CO2 Connection Demolished… New Findings: “No Statistically Significant Trends In US Flooding And Rainfall From Tropical Storms!

With the blaring headlines we saw in the wake of tropical storm Harvey over Houston last year and Florence over the Carolinas last month, the CO2 hysteria saw another severe flare up.

However, a scientific study recently published in the Journal of Hydrology analyzed North Atlantic tropical cyclones (TCs) and their contribution to flooding and rainfall across the US. Hat-tip: a reader.

The result?

No statistically significant trends in magnitude or frequency.

What follows is the paper’s abstract and main take-away points:

Adventurous scientific speculation

Also, leading Univ. of Alabama climate scientist Dr. Roy Spencer dismissed any claimed connection between climate change and Hurricane Florence.

On the alarmist claim that hurricanes are slowing down due to jet stream changes, which allegedly result from climate, warming, which allegedly result from a greenhouse effect by added CO2, Spencer dumps cold water on it and seems to characterize the attempt as adventurous speculation:

But like most claims regarding global warming, the real effect is small, probably temporary, and most likely due to natural weather patterns. Any changes in hurricanes over 70 years, even if real, can easily be part of natural cycles — or incomplete data. Coastal lake sediments along the Gulf of Mexico shoreline from 1,000 to 2,000 years ago suggest more frequent and intense hurricanes than occur today. Why? No one knows.”

 

6 responses to “CO2 Connection Demolished… New Findings: “No Statistically Significant Trends In US Flooding And Rainfall From Tropical Storms!”

  1. sunsettommy

    Yeah the Atlantic Hurricane season was a slow one…., only ONE made landfall so far.

    Snicker…………

  2. Yonason

    In other news, the Sahara is still dry.

    P.S. – Where did everybody go?

  3. SebastianH

    Is there are reason for omitting a link to this paper in the article?

    https://www.sciencedirect.com/science/article/pii/S0022169418301549

  4. Don B

    After Houston was flooded by a stalled hurricane, false claims were made about how unprecedented it was. A Miami newspaper published some truths:

    “Cuba got hammered by more than 100 inches of rain when Hurricane Flora sat over the island for four days in 1963. And even earlier, in 1909 before hurricanes were named, a storm dropped more than 96 inches of rain on Jamaica. In more recent history, Wilma dumped more than 62 inches of rain on Mexico in 2005 and Hurricane Mitch, blamed for killing more than 11,000 in Central America in 1998, soaked Nicaragua with more than 62 inches, according to records compiled by National Oceanic and Atmospheric Administration forecaster David Roth.”
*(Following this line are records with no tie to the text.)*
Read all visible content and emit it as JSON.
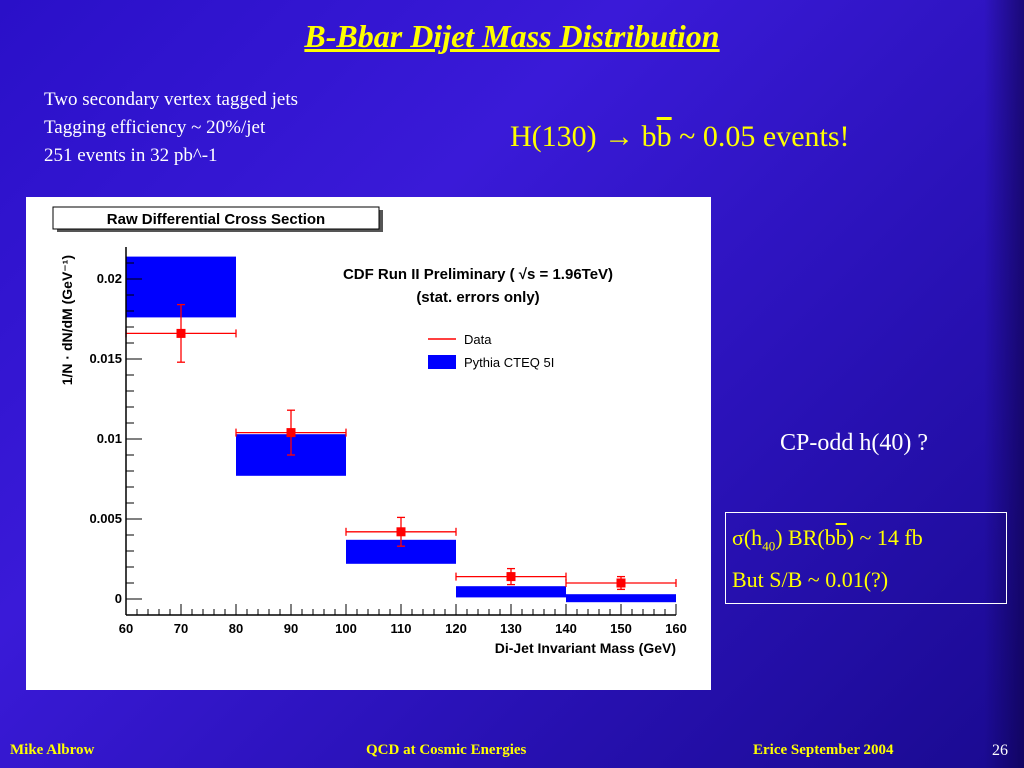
{
  "slide": {
    "title": "B-Bbar Dijet Mass Distribution",
    "notes": [
      "Two secondary vertex tagged jets",
      "Tagging efficiency ~ 20%/jet",
      "251 events in 32 pb^-1"
    ],
    "higgs": {
      "pre": "H(130) → b",
      "bbar": "b",
      "post": " ~ 0.05 events!"
    },
    "cp_odd": "CP-odd h(40) ?",
    "box": {
      "line1_pre": "σ(h",
      "line1_sub": "40",
      "line1_mid": ") BR(b",
      "line1_bbar": "b",
      "line1_post": ") ~ 14 fb",
      "line2": "But S/B ~ 0.01(?)"
    },
    "footer": {
      "left": "Mike Albrow",
      "center": "QCD at Cosmic Energies",
      "right": "Erice September 2004",
      "page": "26"
    }
  },
  "chart_data": {
    "type": "bar",
    "title": "Raw Differential Cross Section",
    "annotation": [
      "CDF Run II Preliminary ( √s = 1.96TeV)",
      "(stat. errors only)"
    ],
    "xlabel": "Di-Jet Invariant Mass (GeV)",
    "ylabel": "1/N · dN/dM (GeV⁻¹)",
    "xlim": [
      60,
      160
    ],
    "ylim": [
      -0.001,
      0.022
    ],
    "xticks": [
      60,
      70,
      80,
      90,
      100,
      110,
      120,
      130,
      140,
      150,
      160
    ],
    "yticks": [
      0,
      0.005,
      0.01,
      0.015,
      0.02
    ],
    "ytick_labels": [
      "0",
      "0.005",
      "0.01",
      "0.015",
      "0.02"
    ],
    "legend": {
      "placement": "top-right",
      "entries": [
        "Data",
        "Pythia CTEQ 5I"
      ]
    },
    "pythia_bins": [
      {
        "x0": 60,
        "x1": 80,
        "ylow": 0.0176,
        "yhigh": 0.0214
      },
      {
        "x0": 80,
        "x1": 100,
        "ylow": 0.0077,
        "yhigh": 0.0103
      },
      {
        "x0": 100,
        "x1": 120,
        "ylow": 0.0022,
        "yhigh": 0.0037
      },
      {
        "x0": 120,
        "x1": 140,
        "ylow": 0.0001,
        "yhigh": 0.0008
      },
      {
        "x0": 140,
        "x1": 160,
        "ylow": -0.0002,
        "yhigh": 0.0003
      }
    ],
    "data_points": [
      {
        "x": 70,
        "y": 0.0166,
        "xerr": 10,
        "yerr": 0.0018
      },
      {
        "x": 90,
        "y": 0.0104,
        "xerr": 10,
        "yerr": 0.0014
      },
      {
        "x": 110,
        "y": 0.0042,
        "xerr": 10,
        "yerr": 0.0009
      },
      {
        "x": 130,
        "y": 0.0014,
        "xerr": 10,
        "yerr": 0.0005
      },
      {
        "x": 150,
        "y": 0.001,
        "xerr": 10,
        "yerr": 0.0004
      }
    ],
    "colors": {
      "pythia": "#0000ff",
      "data": "#ff0000"
    }
  }
}
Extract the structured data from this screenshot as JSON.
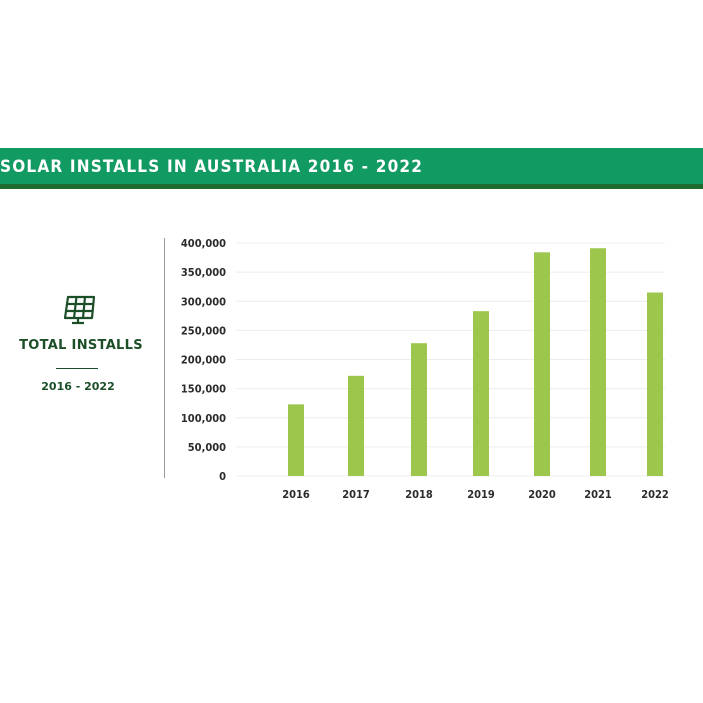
{
  "banner": {
    "title": "SOLAR INSTALLS IN AUSTRALIA 2016 - 2022"
  },
  "side_panel": {
    "icon": "solar-panel-icon",
    "title": "TOTAL INSTALLS",
    "years": "2016 - 2022"
  },
  "colors": {
    "banner": "#129a63",
    "banner_shadow": "#1f6b2d",
    "bar": "#9cc64c",
    "dark_green_text": "#1c4f28"
  },
  "chart_data": {
    "type": "bar",
    "title": "",
    "xlabel": "",
    "ylabel": "",
    "categories": [
      "2016",
      "2017",
      "2018",
      "2019",
      "2020",
      "2021",
      "2022"
    ],
    "values": [
      123000,
      172000,
      228000,
      283000,
      384000,
      391000,
      315000
    ],
    "ylim": [
      0,
      400000
    ],
    "y_ticks": [
      0,
      50000,
      100000,
      150000,
      200000,
      250000,
      300000,
      350000,
      400000
    ],
    "y_tick_labels": [
      "0",
      "50,000",
      "100,000",
      "150,000",
      "200,000",
      "250,000",
      "300,000",
      "350,000",
      "400,000"
    ],
    "grid": true,
    "legend": "none"
  }
}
    http://www.miamiherald.com/news/weather/hurricane/article170512137.html

  5. Don B

    No, Houston’s flooding caused by a stalled hurricane was not unprecedented:

    “Cuba got hammered by more than 100 inches of rain when Hurricane Flora sat over the island for four days in 1963. And even earlier, in 1909 before hurricanes were named, a storm dropped more than 96 inches of rain on Jamaica. In more recent history, Wilma dumped more than 62 inches of rain on Mexico in 2005 and Hurricane Mitch, blamed for killing more than 11,000 in Central America in 1998, soaked Nicaragua with more than 62 inches, according to records compiled by National Oceanic and Atmospheric Administration forecaster David Roth.”